Estamos tan obsesionados con el pan, que no tendremos tiempo para seguir la visita de ese príncipe acompañado por su duquesa, que cenaran con Díaz-Canel y su primera dama en un instante en el que quizá no tengamos ni un huevo pa’ freír. A quién le puede interesar una visita que no irá mucho más allá del interés de una prensa que va a reseñar, con muy escasos detalles, los encuentros, y espiará con los lentes de sus cámaras las vueltas que den por la ciudad que está por cumplir quinientos años.

Poco nos importan unas entrevistas que no conseguirán que aparezcan los muchos medicamentos que se dispersaron en el éter, y cuya ausencia puede acompañarse de un déficit proteínico, o medicamentoso, e incluso de la muerte, del olvido de la estancia habanera de los inquilinos del “Clarence House” donde, se dice, se produce una miel exquisita que jamás pondrán a prueba nuestros paladares.

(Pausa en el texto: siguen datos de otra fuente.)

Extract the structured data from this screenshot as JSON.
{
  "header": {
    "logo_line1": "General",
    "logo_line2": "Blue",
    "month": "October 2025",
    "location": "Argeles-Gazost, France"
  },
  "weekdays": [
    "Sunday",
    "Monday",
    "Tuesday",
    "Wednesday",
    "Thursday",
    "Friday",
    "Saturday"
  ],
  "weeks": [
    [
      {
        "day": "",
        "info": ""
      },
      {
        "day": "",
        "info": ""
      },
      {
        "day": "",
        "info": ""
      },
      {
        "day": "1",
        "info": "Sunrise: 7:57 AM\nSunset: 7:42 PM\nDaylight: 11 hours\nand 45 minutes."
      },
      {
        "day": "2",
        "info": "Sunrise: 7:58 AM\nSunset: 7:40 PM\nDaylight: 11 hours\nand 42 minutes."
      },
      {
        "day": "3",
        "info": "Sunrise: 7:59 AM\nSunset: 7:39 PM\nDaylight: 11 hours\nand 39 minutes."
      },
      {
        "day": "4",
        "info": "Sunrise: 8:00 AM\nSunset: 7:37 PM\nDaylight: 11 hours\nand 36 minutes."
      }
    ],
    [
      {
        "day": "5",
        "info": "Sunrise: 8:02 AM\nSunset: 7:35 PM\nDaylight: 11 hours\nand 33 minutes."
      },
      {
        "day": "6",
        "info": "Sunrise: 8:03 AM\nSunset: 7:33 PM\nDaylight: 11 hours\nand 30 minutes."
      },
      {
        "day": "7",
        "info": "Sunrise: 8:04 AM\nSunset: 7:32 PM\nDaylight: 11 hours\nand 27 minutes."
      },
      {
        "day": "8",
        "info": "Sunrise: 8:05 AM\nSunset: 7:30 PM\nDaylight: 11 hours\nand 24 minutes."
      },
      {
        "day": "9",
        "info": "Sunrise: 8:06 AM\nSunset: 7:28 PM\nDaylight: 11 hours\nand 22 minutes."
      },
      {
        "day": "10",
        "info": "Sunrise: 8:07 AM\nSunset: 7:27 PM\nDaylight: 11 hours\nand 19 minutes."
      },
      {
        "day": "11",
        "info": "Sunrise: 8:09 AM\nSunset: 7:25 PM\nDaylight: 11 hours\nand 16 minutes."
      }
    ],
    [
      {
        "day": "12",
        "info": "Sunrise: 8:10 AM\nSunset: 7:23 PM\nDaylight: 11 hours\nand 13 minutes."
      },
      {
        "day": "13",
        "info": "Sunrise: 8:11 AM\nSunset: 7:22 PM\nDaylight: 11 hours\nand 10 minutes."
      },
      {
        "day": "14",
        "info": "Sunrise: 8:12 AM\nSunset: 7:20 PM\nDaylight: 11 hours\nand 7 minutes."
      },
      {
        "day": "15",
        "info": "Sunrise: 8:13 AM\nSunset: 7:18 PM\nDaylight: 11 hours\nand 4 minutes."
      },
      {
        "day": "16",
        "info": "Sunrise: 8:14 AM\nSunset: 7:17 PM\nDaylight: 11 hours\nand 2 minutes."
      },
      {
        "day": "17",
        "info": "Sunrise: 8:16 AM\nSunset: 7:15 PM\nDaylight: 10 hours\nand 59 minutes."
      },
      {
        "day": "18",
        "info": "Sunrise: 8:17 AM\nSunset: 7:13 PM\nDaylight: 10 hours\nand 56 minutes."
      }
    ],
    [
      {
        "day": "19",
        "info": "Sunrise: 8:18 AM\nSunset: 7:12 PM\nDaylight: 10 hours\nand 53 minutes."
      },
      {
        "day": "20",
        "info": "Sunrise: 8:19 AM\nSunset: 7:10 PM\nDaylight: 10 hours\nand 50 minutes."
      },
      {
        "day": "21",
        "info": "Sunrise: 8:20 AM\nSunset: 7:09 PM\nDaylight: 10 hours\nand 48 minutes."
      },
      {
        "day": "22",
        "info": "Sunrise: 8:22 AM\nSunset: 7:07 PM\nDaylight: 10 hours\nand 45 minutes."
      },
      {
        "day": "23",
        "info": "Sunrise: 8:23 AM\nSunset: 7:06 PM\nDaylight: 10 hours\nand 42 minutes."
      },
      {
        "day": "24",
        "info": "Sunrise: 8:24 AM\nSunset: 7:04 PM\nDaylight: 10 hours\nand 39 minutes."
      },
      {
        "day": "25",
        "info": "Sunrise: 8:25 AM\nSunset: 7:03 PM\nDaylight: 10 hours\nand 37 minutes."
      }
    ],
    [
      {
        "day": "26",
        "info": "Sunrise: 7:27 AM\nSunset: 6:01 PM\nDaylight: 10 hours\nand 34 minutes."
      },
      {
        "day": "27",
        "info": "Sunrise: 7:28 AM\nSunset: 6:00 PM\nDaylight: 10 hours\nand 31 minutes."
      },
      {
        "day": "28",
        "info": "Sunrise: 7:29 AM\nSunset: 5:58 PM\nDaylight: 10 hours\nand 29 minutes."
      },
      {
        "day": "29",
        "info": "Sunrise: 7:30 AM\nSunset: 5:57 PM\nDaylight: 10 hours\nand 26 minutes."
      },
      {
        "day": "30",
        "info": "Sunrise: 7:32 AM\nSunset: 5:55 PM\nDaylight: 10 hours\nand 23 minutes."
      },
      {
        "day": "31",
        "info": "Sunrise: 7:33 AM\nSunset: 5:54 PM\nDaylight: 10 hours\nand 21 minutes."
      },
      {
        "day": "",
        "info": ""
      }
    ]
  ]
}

Esas entrevistas que están por llegar no van a servirnos de mucho, como tampoco nos resultó productiva la visita del gordito rey de Marruecos, cuando rentó todo el Hotel Saratoga para él y su familia, y se dio baños en playas a las que nunca vamos la mayoría de los cubanos. Muchos guiños le hicieron a este rey los que antes nos dejaron sin médicos para mandarlos a Argelia. Quienes apoyaron al Frente Polisario, pero así es la vida…, al menos por acá.

Y es posible que para cuando La Habana cumpla sus quinientos años lleguen los reyes de España, pero estarán tan lejos de nosotros que no verán mucho más que la muy hermosa arquitectura colonial cubana. Habría que preguntarse por qué importan tan poco a los cubanos las visitas de monarcas y otros dignatarios. Habrá que averiguar por qué son tantos los que dan, o simulan dar, sus espaldas a la política. Sería bueno investigar porque interesan más Beyonce y Jay Z, Naomi Campbell y Rihana, Madonna o Vin Diesel, The Rolling Stones o Karl Lagerfeld, Paco Rabanne y Spielberg. ¿Por qué resulta más cercana una marca de cigarros que Winston Churchill en uno de los países “más cultos del mundo”?